The SG further argued that the ED could not be denied the opportunity of custodial interrogation simply because of the expiry of 15 days from the day of arrest. Fifteen days is the maximum period for which the ED is entitled to subject an accused to custodial interrogation and not the period before which the custody must be taken. Otherwise, every other accused would get admitted to hospital for 15 days and conveniently avoid being interrogated, he said.

At this point of time, the judge, in a lighter vein, quipped, “And they will have to get operated upon also.”

The SG concurred and said, “Sometimes, the stakes are so high in money-laundering cases that getting operated upon is found better than getting interrogated. Even presuming that the Minister was genuinely unwell, for me, it was an impossibility to interrogate him at the hospital in accordance with the conditions imposed by the sessions judge.”

Other arguments

Replying to the other arguments advanced by Mr. Sibal on behalf of the petitioner, Mr. Mehta said the ED officials only arrive at a prima facie satisfaction of guilt, on the basis of material collected by them, before exercising their powers under Section 19 of the Prevention of Money Laundering Act (PMLA), 2002, to arrest an accused and therefore, it could not be argued that the officials had no powers to investigate or interrogate after having invoked the legal provision.

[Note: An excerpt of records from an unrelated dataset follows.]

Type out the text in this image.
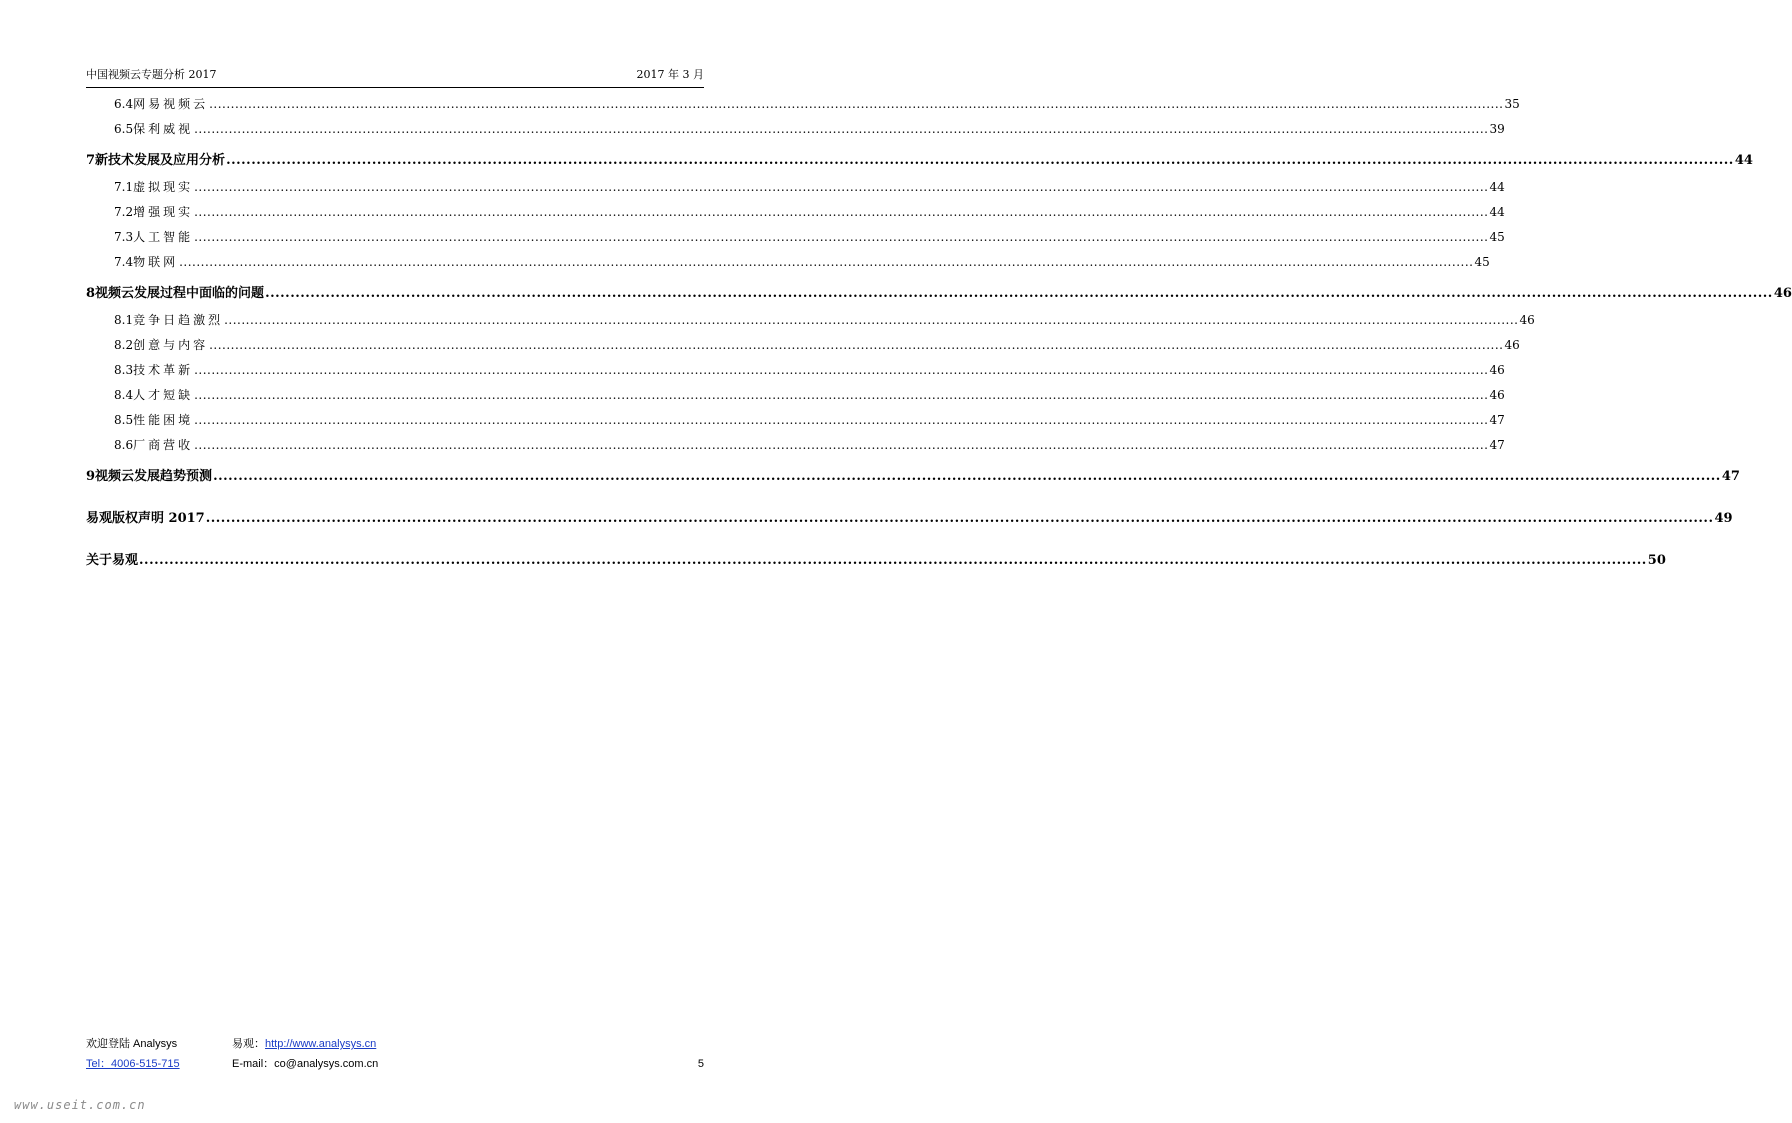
中国视频云专题分析 2017	2017 年 3 月
6.4 网易视频云 ............................................................................................................................................................................................................................................................................................................ 35
6.5 保利威视 ............................................................................................................................................................................................................................................................................................................ 39
7 新技术发展及应用分析 ............................................................................................................................................................................................................................................................................................................ 44
7.1 虚拟现实 ............................................................................................................................................................................................................................................................................................................ 44
7.2 增强现实 ............................................................................................................................................................................................................................................................................................................ 44
7.3 人工智能 ............................................................................................................................................................................................................................................................................................................ 45
7.4 物联网 ............................................................................................................................................................................................................................................................................................................ 45
8 视频云发展过程中面临的问题 ............................................................................................................................................................................................................................................................................................................ 46
8.1 竞争日趋激烈 ............................................................................................................................................................................................................................................................................................................ 46
8.2 创意与内容 ............................................................................................................................................................................................................................................................................................................ 46
8.3 技术革新 ............................................................................................................................................................................................................................................................................................................ 46
8.4 人才短缺 ............................................................................................................................................................................................................................................................................................................ 46
8.5 性能困境 ............................................................................................................................................................................................................................................................................................................ 47
8.6 厂商营收 ............................................................................................................................................................................................................................................................................................................ 47
9 视频云发展趋势预测 ............................................................................................................................................................................................................................................................................................................ 47
易观版权声明 2017 ............................................................................................................................................................................................................................................................................................................ 49
关于易观 ............................................................................................................................................................................................................................................................................................................ 50
欢迎登陆 Analysys	易观：http://www.analysys.cn
Tel：4006-515-715	E-mail：co@analysys.com.cn	5
www.useit.com.cn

The SG said the Supreme Court had stated that the ED officials were not police officers only because money laundering was a non-bailable offence and not for the purpose of holding that they could not investigate the offence or interrogate the accused. He said the ED actually had a duty, not just powers, to unearth the trail behind money-laundering offences and therefore, it had to subject the accused to custodial interrogation.

“I never use the expression, ‘power to investigate.’ I always use the expression, ‘duty to investigate.’ Denial of custodial interrogation denies me my duty to investigate. The words ‘investigation’ and ‘inquiry’ have been used interchangeably in the Act [PMLA] and they have to be understood according to their context. Investigation runs through the fabric of the PMLA. Their argument of my not having the power to interrogate was never raised in the history of the PMLA for good reasons,” he said.

After the SG concluded his arguments, the judge wanted Mr. Sibal to respond on Thursday itself. However, since it was represented that the senior counsel was unwell and required medical attention, the judge directed the High Court Registry to list the case for Friday and reminded all senior counsel that the Supreme Court had insisted upon an early disposal of the case.